Curto e triste = O mundo é um moinho.
O Lugar é um
retrato simples sobre a vida do pai da escritora Annie Ernaux. Tem o formato de
memórias e principalmente em um tom bem dramático. Apesar disso, é um texto
fluido que me prendeu desde as primeiras linhas.
"Talvez
seu maior orgulho, ou até mesmo aquilo que justificava a sua existência: que eu
fizesse parte de um mundo que o desprezou."
Neste livro
curto a autora que também é personagem disseca sua relação com o falecido pai,
que com trabalho árduo conseguiu fazer com ela tivesse suficiente educação
formal para alcançar um lugar que ele nunca conseguiu.
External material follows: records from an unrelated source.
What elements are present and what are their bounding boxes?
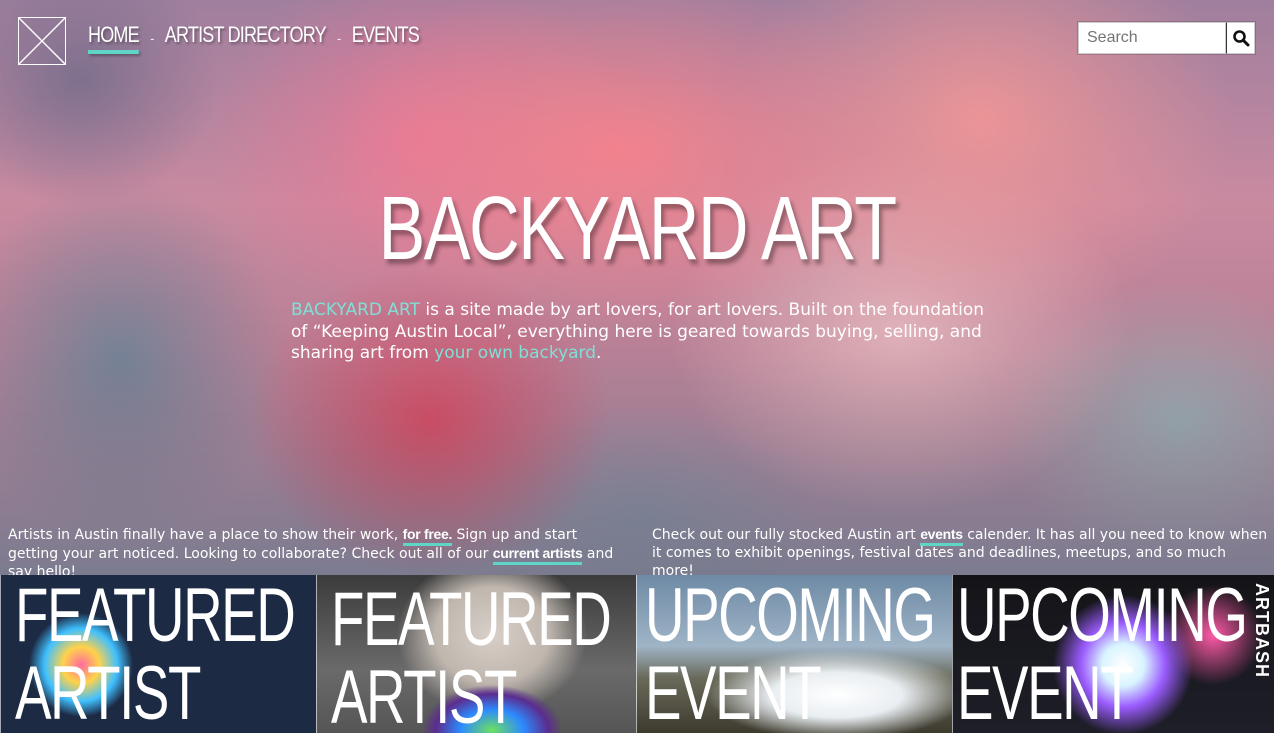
upcoming-event-tile[interactable]: UPCOMING EVENT (636, 575, 953, 733)
search-input[interactable] (1078, 22, 1226, 54)
blurb-text: Artists in Austin finally have a place t… (8, 527, 403, 543)
featured-artist-tile[interactable]: FEATURED ARTIST (316, 575, 637, 733)
events-link[interactable]: events (920, 526, 963, 546)
tile-label-line: UPCOMING (957, 575, 1248, 658)
search-icon (1232, 30, 1249, 47)
main-nav: HOME - ARTIST DIRECTORY - EVENTS (88, 22, 420, 54)
events-blurb: Check out our fully stocked Austin art e… (652, 525, 1268, 580)
hero-background (0, 0, 1274, 575)
tile-label-line: EVENT (645, 651, 822, 733)
current-artists-link[interactable]: current artists (492, 545, 583, 565)
x-mark-icon (19, 18, 65, 64)
your-own-backyard-link[interactable]: your own backyard (434, 343, 596, 363)
tile-label: UPCOMING EVENT (645, 575, 936, 733)
logo-placeholder[interactable] (18, 17, 66, 65)
search-button[interactable] (1226, 22, 1255, 54)
intro-paragraph: BACKYARD ART is a site made by art lover… (291, 300, 991, 365)
blurb-text: Check out our fully stocked Austin art (652, 527, 921, 543)
upcoming-event-tile[interactable]: UPCOMING EVENT ARTBASH (952, 575, 1274, 733)
artists-blurb: Artists in Austin finally have a place t… (8, 525, 628, 581)
tile-label-line: FEATURED (15, 575, 296, 658)
tile-label-line: ARTIST (331, 655, 517, 733)
tile-label-line: UPCOMING (645, 575, 936, 658)
tile-label-line: ARTIST (15, 651, 201, 733)
artbash-tag: ARTBASH (1252, 583, 1273, 678)
brand-name: BACKYARD ART (291, 300, 420, 320)
hero-title: BACKYARD ART (378, 179, 897, 279)
nav-artist-directory[interactable]: ARTIST DIRECTORY (165, 22, 327, 54)
intro-text-end: . (596, 343, 602, 363)
tile-label: FEATURED ARTIST (331, 577, 612, 733)
nav-events[interactable]: EVENTS (352, 22, 420, 54)
tile-label-line: FEATURED (331, 577, 612, 662)
tile-label-line: EVENT (957, 651, 1134, 733)
search-box (1078, 22, 1255, 54)
nav-separator: - (337, 30, 341, 46)
nav-home[interactable]: HOME (88, 22, 140, 54)
tile-label: UPCOMING EVENT (957, 575, 1248, 733)
nav-separator: - (150, 30, 154, 46)
feature-tiles: FEATURED ARTIST FEATURED ARTIST UPCOMING… (0, 575, 1274, 733)
featured-artist-tile[interactable]: FEATURED ARTIST (0, 575, 317, 733)
tile-label: FEATURED ARTIST (15, 575, 296, 733)
for-free-link[interactable]: for free. (402, 526, 452, 546)
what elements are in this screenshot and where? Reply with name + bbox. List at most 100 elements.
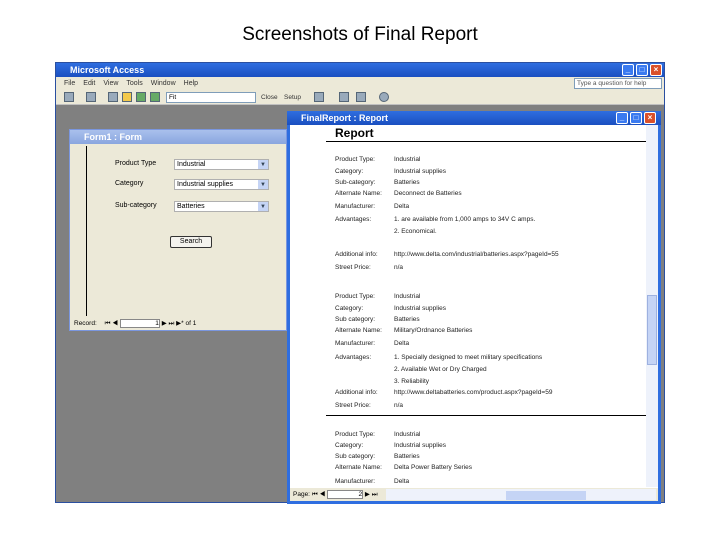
database-window-icon[interactable] (339, 92, 349, 102)
prev-page-button[interactable]: ◀ (319, 491, 325, 498)
record-number-input[interactable]: 1 (119, 319, 160, 328)
zoom-icon[interactable] (108, 92, 118, 102)
app-title-bar: Microsoft Access _ □ × (56, 63, 664, 77)
record-count: of 1 (185, 320, 197, 327)
two-pages-icon[interactable] (136, 92, 146, 102)
report-field-value: 2. Economical. (394, 228, 437, 235)
search-button[interactable]: Search (170, 236, 212, 248)
report-field-label: Additional info: (335, 251, 378, 258)
menu-help[interactable]: Help (184, 80, 198, 87)
last-page-button[interactable]: ⏭ (372, 491, 378, 498)
report-field-label: Alternate Name: (335, 327, 382, 334)
menu-view[interactable]: View (103, 80, 118, 87)
report-field-value: Delta Power Battery Series (394, 464, 473, 471)
close-button[interactable]: × (644, 112, 656, 124)
report-field-label: Product Type: (335, 293, 375, 300)
chevron-down-icon[interactable]: ▼ (258, 160, 268, 169)
one-page-icon[interactable] (122, 92, 132, 102)
minimize-button[interactable]: _ (616, 112, 628, 124)
toolbar: Fit Close Setup (56, 90, 664, 105)
category-combo[interactable]: Industrial supplies ▼ (174, 179, 269, 190)
report-field-label: Sub category: (335, 316, 376, 323)
report-field-value: Delta (394, 340, 410, 347)
report-field-value: Industrial (394, 431, 421, 438)
sub-category-value: Batteries (177, 203, 205, 210)
report-field-value: Batteries (394, 316, 420, 323)
report-field-label: Category: (335, 442, 364, 449)
record-label: Record: (74, 320, 97, 327)
divider (326, 415, 646, 416)
report-field-value: Military/Ordnance Batteries (394, 327, 473, 334)
report-field-label: Advantages: (335, 216, 372, 223)
zoom-select[interactable]: Fit (166, 92, 256, 103)
maximize-button[interactable]: □ (636, 64, 648, 76)
report-window-title: FinalReport : Report (301, 113, 388, 123)
design-view-icon[interactable] (64, 92, 74, 102)
help-icon[interactable] (379, 92, 389, 102)
chevron-down-icon[interactable]: ▼ (258, 180, 268, 189)
help-search-input[interactable]: Type a question for help (574, 78, 662, 89)
menu-tools[interactable]: Tools (126, 80, 142, 87)
office-links-icon[interactable] (314, 92, 324, 102)
sub-category-combo[interactable]: Batteries ▼ (174, 201, 269, 212)
prev-record-button[interactable]: ◀ (112, 320, 118, 327)
report-page: Report Product Type: Industrial Category: I… (290, 125, 646, 491)
next-page-button[interactable]: ▶ (365, 491, 370, 498)
report-field-value: 1. Specially designed to meet military s… (394, 354, 543, 361)
page-label: Page: (293, 491, 310, 498)
multiple-pages-icon[interactable] (150, 92, 160, 102)
report-field-value: Industrial (394, 156, 421, 163)
report-field-value: Deconnect de Batteries (394, 190, 462, 197)
menu-file[interactable]: File (64, 80, 75, 87)
menu-window[interactable]: Window (151, 80, 176, 87)
form-title-bar: Form1 : Form (70, 130, 286, 144)
record-selector[interactable] (77, 146, 87, 316)
scroll-thumb[interactable] (506, 491, 586, 500)
page-number-input[interactable]: 2 (327, 490, 364, 499)
next-record-button[interactable]: ▶ (162, 320, 167, 327)
last-record-button[interactable]: ⏭ (169, 320, 175, 327)
minimize-button[interactable]: _ (622, 64, 634, 76)
new-object-icon[interactable] (356, 92, 366, 102)
print-icon[interactable] (86, 92, 96, 102)
menu-bar: File Edit View Tools Window Help Type a quest… (56, 77, 664, 90)
report-title-bar: FinalReport : Report _ □ × (287, 111, 661, 125)
vertical-scrollbar[interactable] (646, 125, 658, 487)
divider (326, 141, 646, 142)
maximize-button[interactable]: □ (630, 112, 642, 124)
scroll-thumb[interactable] (647, 295, 657, 365)
product-type-combo[interactable]: Industrial ▼ (174, 159, 269, 170)
report-field-value: Industrial (394, 293, 421, 300)
report-field-label: Sub category: (335, 453, 376, 460)
slide-title: Screenshots of Final Report (242, 24, 478, 45)
report-field-label: Product Type: (335, 156, 375, 163)
report-field-value: Industrial supplies (394, 305, 447, 312)
record-navigation: Record: ⏮ ◀ 1 ▶ ⏭ ▶* of 1 (70, 318, 286, 330)
report-field-value: http://www.deltabatteries.com/product.as… (394, 389, 553, 396)
chevron-down-icon[interactable]: ▼ (258, 202, 268, 211)
report-field-label: Alternate Name: (335, 464, 382, 471)
report-field-value: 1. are available from 1,000 amps to 34V … (394, 216, 536, 223)
report-field-label: Sub-category: (335, 179, 376, 186)
close-preview-button[interactable]: Close (261, 92, 278, 103)
page-navigation: Page: ⏮ ◀ 2 ▶ ⏭ (290, 488, 658, 501)
first-page-button[interactable]: ⏮ (312, 491, 318, 498)
horizontal-scrollbar[interactable] (386, 489, 656, 500)
report-field-value: n/a (394, 264, 404, 271)
report-field-label: Category: (335, 168, 364, 175)
new-record-button[interactable]: ▶* (176, 320, 184, 327)
first-record-button[interactable]: ⏮ (105, 320, 111, 327)
report-field-label: Street Price: (335, 402, 371, 409)
report-field-label: Street Price: (335, 264, 371, 271)
report-field-value: n/a (394, 402, 404, 409)
report-field-value: Delta (394, 478, 410, 485)
report-field-label: Advantages: (335, 354, 372, 361)
report-field-label: Manufacturer: (335, 203, 376, 210)
report-field-label: Manufacturer: (335, 340, 376, 347)
product-type-value: Industrial (177, 161, 206, 168)
category-label: Category (115, 180, 144, 187)
close-button[interactable]: × (650, 64, 662, 76)
report-field-value: Industrial supplies (394, 168, 447, 175)
setup-button[interactable]: Setup (284, 92, 301, 103)
menu-edit[interactable]: Edit (83, 80, 95, 87)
Uma narrativa sobre
pertencimento, sobre seu lugar na sociedade.
"Escrevo
bem devagar. Enquanto me esforço para reconstruir a trama de significados de
uma vida, levando em conta acontecimentos e escolhas, tenho a sensação de que
vou perdendo, na essência, a figura do meu pai."
Cru, sem
muito tempero, esse livro reafirma a potência de Annie Ernaux como escritora.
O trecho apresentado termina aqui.